A0200
Title: Multiway-SIR for longitudinal multi-table data integration
Authors: Valerie Sautron - INRA (France)
Marie Chavent - Bordeaux University (France)
Nathalie Viguerie - INSERM (France)
Nathalie Villa-Vialaneix - INRA (France) [presenting]
Abstract: An extension of DUAL-STATIS to the sliced-inverse regression (SIR) framework is proposed to analyze multi-table datasets with respect to a numeric variable of interest. The method is designed to analyze the case where a data set $\mathbf{X}$, which corresponds to a set of $p$ variables measured $T$ times on the same $n$ subjects is related to a real target variable $\mathbf{y}$, measured on the same $n$ subjects. The approach is an exploratory method which aims at understanding the evolution of the relation between $\mathbf{X}$ and $\mathbf{y}$ through time.
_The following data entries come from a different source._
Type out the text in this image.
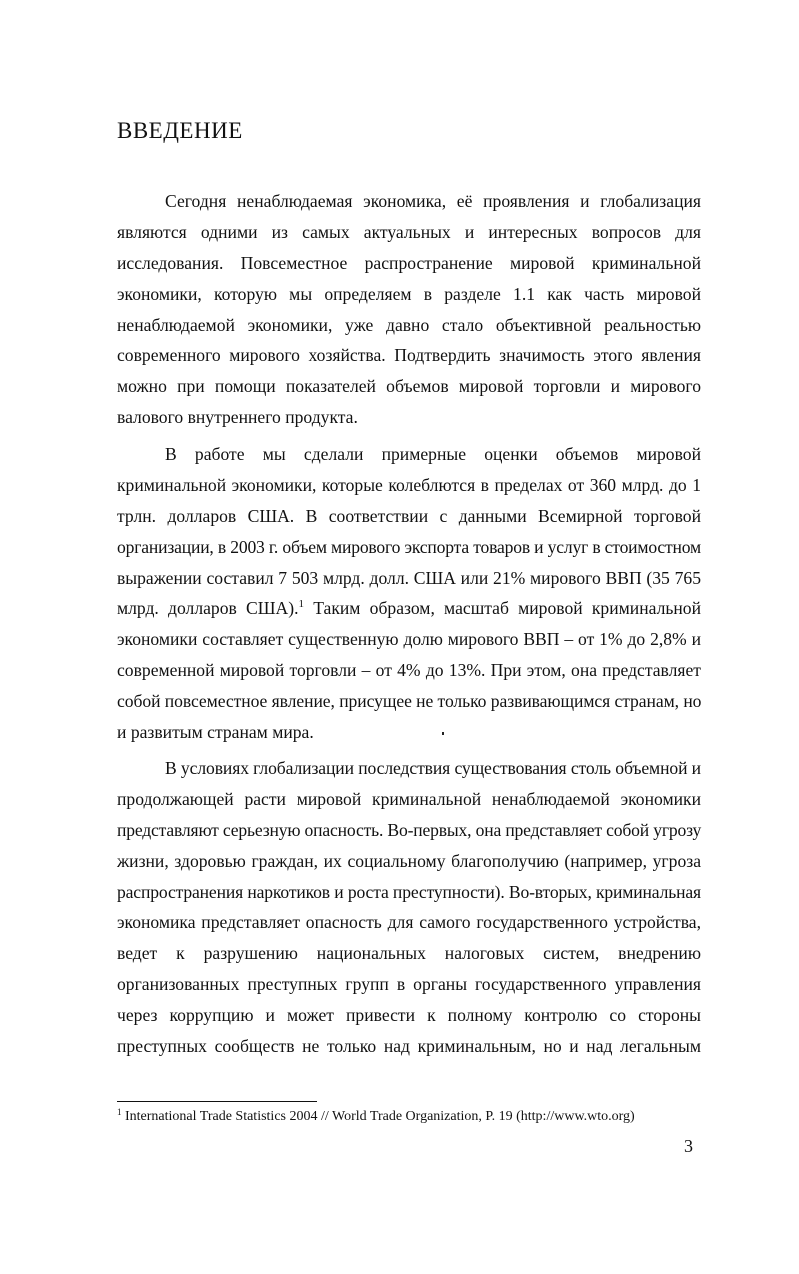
ВВЕДЕНИЕ
Сегодня ненаблюдаемая экономика, её проявления и глобализация
являются одними из самых актуальных и интересных вопросов для
исследования. Повсеместное распространение мировой криминальной
экономики, которую мы определяем в разделе 1.1 как часть мировой
ненаблюдаемой экономики, уже давно стало объективной реальностью
современного мирового хозяйства. Подтвердить значимость этого явления
можно при помощи показателей объемов мировой торговли и мирового
валового внутреннего продукта.
В работе мы сделали примерные оценки объемов мировой
криминальной экономики, которые колеблются в пределах от 360 млрд. до 1
трлн. долларов США. В соответствии с данными Всемирной торговой
организации, в 2003 г. объем мирового экспорта товаров и услуг в стоимостном
выражении составил 7 503 млрд. долл. США или 21% мирового ВВП (35 765
млрд. долларов США).$^1$ Таким образом, масштаб мировой криминальной
экономики составляет существенную долю мирового ВВП – от 1% до 2,8% и
современной мировой торговли – от 4% до 13%. При этом, она представляет
собой повсеместное явление, присущее не только развивающимся странам, но
и развитым странам мира.
В условиях глобализации последствия существования столь объемной и
продолжающей расти мировой криминальной ненаблюдаемой экономики
представляют серьезную опасность. Во-первых, она представляет собой угрозу
жизни, здоровью граждан, их социальному благополучию (например, угроза
распространения наркотиков и роста преступности). Во-вторых, криминальная
экономика представляет опасность для самого государственного устройства,
ведет к разрушению национальных налоговых систем, внедрению
организованных преступных групп в органы государственного управления
через коррупцию и может привести к полному контролю со стороны
преступных сообществ не только над криминальным, но и над легальным
$^1$ International Trade Statistics 2004 // World Trade Organization, P. 19 (http://www.wto.org)
3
The method proceeds in two steps: 1) an inter-structure analysis studies the resemblance between the different time steps by computing similarities between estimates of the covariance of the mean of $\mathbf{X}_{..t}$ conditional to $\mathbf{y}$. Similarly to SIR, the conditional expectation is estimated by slicing the range of $\mathbf{y}$. The result of this analysis is a compromise covariance matrix $\Gamma^c$, which captures a compromise correlation structure of $\mathbb{E}(\mathbf{X}_{..t}|y)$ over $t$; 2) an intra-structure analysis which is a generalized PCA of the compromise. This second step results in graphical outputs which can be used to explore the covariance structure between variables and time steps conditional to $\mathbf{y}$. The method is illustrated on a real problem related to the consequences of a low calorie diet on obese persons in which the target variable of interest is the weight gain/loss.